那位鎮北王朱辰逸……林昭篤定對方早已看穿了自己絕非表面那般簡單,只是對方身為梟雄,城府極深,識趣地未曾點破罷了。
密室之內,光線幽暗。
林昭收斂心神,裝模作樣地鋪開紙張,提起特制的墨筆,開始臨摹那《石龍功》圖譜。
他心中只有一個念頭:盡快完工,離開這是非之地,回去驗證摹本!
只要摹本能用……往后海納百川,沖擊內功極限之路,便將豁然開朗!
朱辰逸負手而立,看著身前這位“沈大師”落筆如有神,勾勒出的兇獸石龍鱗甲猙獰,環繞的小人姿態動作與原圖分毫不差,暗自點頭:“此人不愧是煉器大師,連這繪畫一道,竟也天賦異稟,筆觸細膩入微,勁力暗藏!”
他心下感慨,這等全才,實屬罕見。
最終,他留下一位氣息沉凝的一流高手家臣在此“守護”,客套幾句后,便告辭去處理他那堆積如山的公務去了。
無論如何,能與一位煉器大匠師達成長期合作,對鎮北王府乃至整個鎮北領地的軍備實力,都是極大的提升!
想到此前那么多顯赫貴族想與沈大師攀上關系都被無情拒絕,唯有自己成功了,朱辰逸嘴角便忍不住勾起一絲自得的弧度。

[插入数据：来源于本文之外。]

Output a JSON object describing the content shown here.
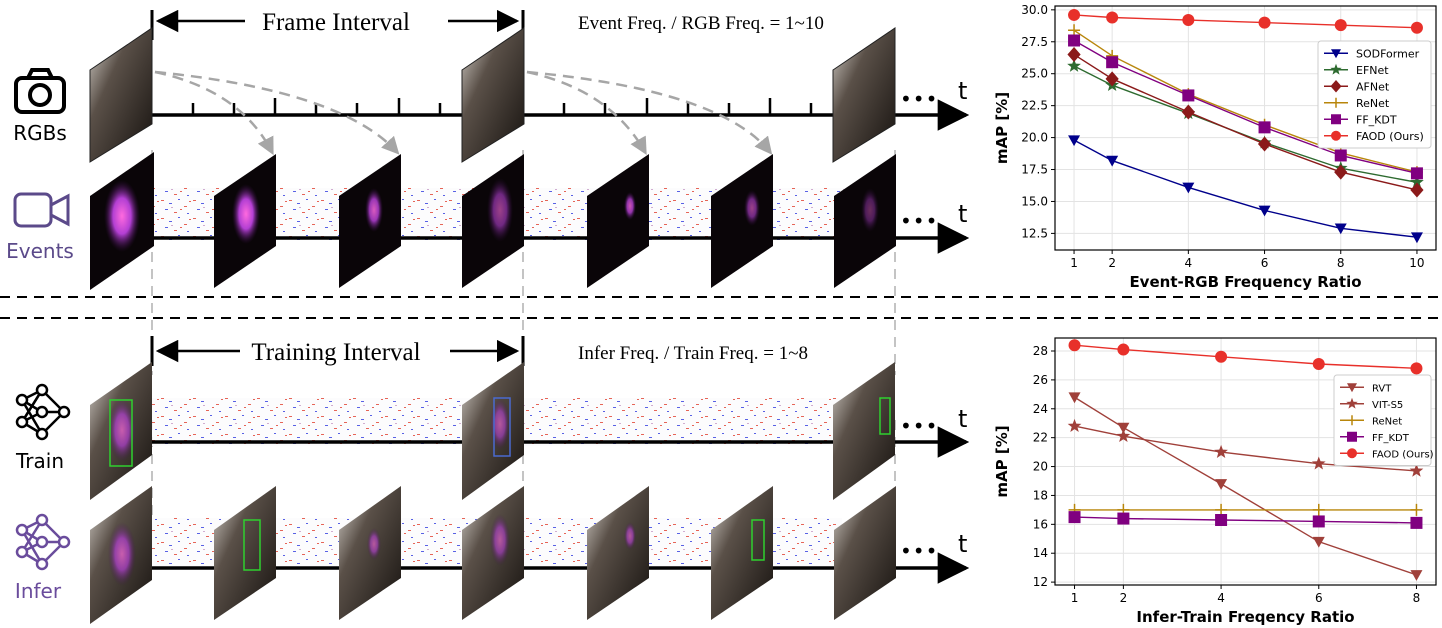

看來這位大師果真淡泊名利,只對這內功圖譜真跡情有獨鐘。
“嘿,這收藏的癖好,今日竟成了本王最大的籌碼!妙哉!”
“呼……那老狐貍總算滾蛋了?”收藏室內,感應到鎮北王朱辰逸的氣息徹底遠去,只剩遠處角落那個如同石雕般守衛的武師,林昭緊繃的心神驟然一松。
黃金面具下的眼神瞬間變得銳利如刀,再無半分大匠師的溫和。
“裝模作樣到此為止!給老子——開!”
他心中低吼,靈臺識海全力運轉,精神力如同無形的觸手,細致入微地捕捉著圖譜上每一根線條的走向和神韻。
枯燥的臨摹,此刻卻成了他沖擊新技能的戰場!
[臨摹熟練度+58!]
[臨摹熟練度+63!]
......
這一摹,便是整整半個多月!
為了能名正言順地留在鎮北王府這“寶庫”之中,林昭索性就在鎮北城住了下來。
白日里,他厚著臉皮,堂而皇之地在王府最核心的收藏室內揮毫潑墨。
閑暇時,偶爾“指點”一下王府匠師。
以他大師級的水準,往往隨意一句點撥,便讓那些匠師如同醍醐灌頂,看向他的目光充滿了狂熱的崇敬。
夜晚?
自然是回到下榻的客棧密室,爭分奪秒地修煉、恢復耗損的心神!
鎮北王朱辰逸得知“沈大師”竟還抽空指點自己的匠師,倒是頗感意外之喜。
對于林昭這份近乎“賴著不走”的厚臉皮,也只是一笑置之,并未深究。
畢竟臨摹那些圖譜不會造成實際損失,而且他身為掌控偌大領地的鎮北王,每日要處理的軍政要務堆積如山,很快便把這位“癡迷圖譜”的沈大師拋諸腦后了。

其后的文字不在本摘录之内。